4 Results of network pharmacology analysis
4.1 Active compounds and treatment targets of CLM
We obtained 129 active compounds from the four databases, including Radix Bupleuri (16 compounds), Radix Scutellariae (29 compounds), Pinelliae Tuber (10 compounds), Ginseng radix (35 compounds), Hoelen (12 compounds), Zingiber rhizoma (5 compounds), Zizyphi fructus (25 compounds), Radix et Rhizoma Rhei (7 compounds), and Cinnamomi cortex (7 compounds). The primary active components of CLM are listed in Supplementary Table S3.

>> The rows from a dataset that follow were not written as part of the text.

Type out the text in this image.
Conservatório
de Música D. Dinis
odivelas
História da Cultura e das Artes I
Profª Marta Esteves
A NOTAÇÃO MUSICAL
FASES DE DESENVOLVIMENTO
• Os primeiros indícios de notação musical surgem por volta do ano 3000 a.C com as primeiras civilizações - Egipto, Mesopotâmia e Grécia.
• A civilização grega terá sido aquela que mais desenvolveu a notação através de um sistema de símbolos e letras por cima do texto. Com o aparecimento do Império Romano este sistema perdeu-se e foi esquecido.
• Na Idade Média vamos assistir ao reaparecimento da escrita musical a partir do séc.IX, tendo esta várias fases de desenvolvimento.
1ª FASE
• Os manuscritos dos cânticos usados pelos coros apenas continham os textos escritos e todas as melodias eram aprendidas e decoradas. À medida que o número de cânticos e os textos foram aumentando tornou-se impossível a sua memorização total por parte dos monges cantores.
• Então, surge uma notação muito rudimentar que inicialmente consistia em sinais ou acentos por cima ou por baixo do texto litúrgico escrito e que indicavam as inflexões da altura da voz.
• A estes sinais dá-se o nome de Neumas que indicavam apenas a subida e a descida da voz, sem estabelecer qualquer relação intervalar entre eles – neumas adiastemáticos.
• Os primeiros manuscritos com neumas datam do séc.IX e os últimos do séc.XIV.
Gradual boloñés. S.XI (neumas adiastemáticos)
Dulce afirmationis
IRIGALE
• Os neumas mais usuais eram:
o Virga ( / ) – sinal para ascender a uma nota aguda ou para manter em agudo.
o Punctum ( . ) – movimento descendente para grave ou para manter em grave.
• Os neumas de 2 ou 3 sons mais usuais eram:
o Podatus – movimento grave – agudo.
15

There were 2356 targets screened from the 129 active compounds CLM using the Swiss, TCMSP, HERB, and BATMAN-TCM databases. In addition, 1490 depression-related targets were identified using the DisGeNET and GeneCards databases. The intersection of drug targets and depression targets resulted in a total of 416 CLM treatment depression targets, as shown in the Venn diagram (Figure 7A).
FIGURE 7
Venn diagram and H-C-T network; (A) Venn diagram of the active ingredients of CLM and potential treatment targets; 2356 predicted targets of CLM, 1490 therapeutic targets for depression, and 416 targets intersected; (B) H-C-T network of CLM; BX: Ban Xia, CH: Chai Hu, DZ: Da Zao, FL: Fu Ling, SJ: Sheng Jiang, GZ: Gui Zhi, DH: Da Huang, HQ: Sheng Jiang, RS: Ren Shen; A–H: Common components of different drugs.
4.2 The construction of the H-C-T network
The H-C-T network included 555 nodes and 2480 edges and contained nine herbs, 130 compounds, and 416 genes (Figure 7B). Larger nodes have higher statistical significance. The top five compounds, as determined by degree analysis, were MOL000449 (stigmasterol), MOL000098 (quercetin), MOL000358 (β-stigmasterol), MOL012976 (coumestrol), and MOL000627 (stepholidine), with respective degrees of 245°, 199°, 196°, 130°, and 85°. More details are given in Table 2.
TABLE 2
| MOL ID | Compound | CAS | Molecular formula | MW |
|---|---|---|---|---|
| MOL000449 | Stigmasterol | 83–48–7 | C29H48O | 412.77 |
| MOL000098 | Quercetin | 117–39–5 | C15H10O7 | 302.23 |
| MOL000358 | beta-stiosterol | 83–46–5 | C29H50O | 414.79 |
| MOL012976 | coumestrol | 479–13–0 | C15H8O5 | 268.22 |
| MOL000627 | Stepholidine | 16,562–13–3 | C19H21NO4 | 327.41 |
Basic information of the top five degree of the compounds.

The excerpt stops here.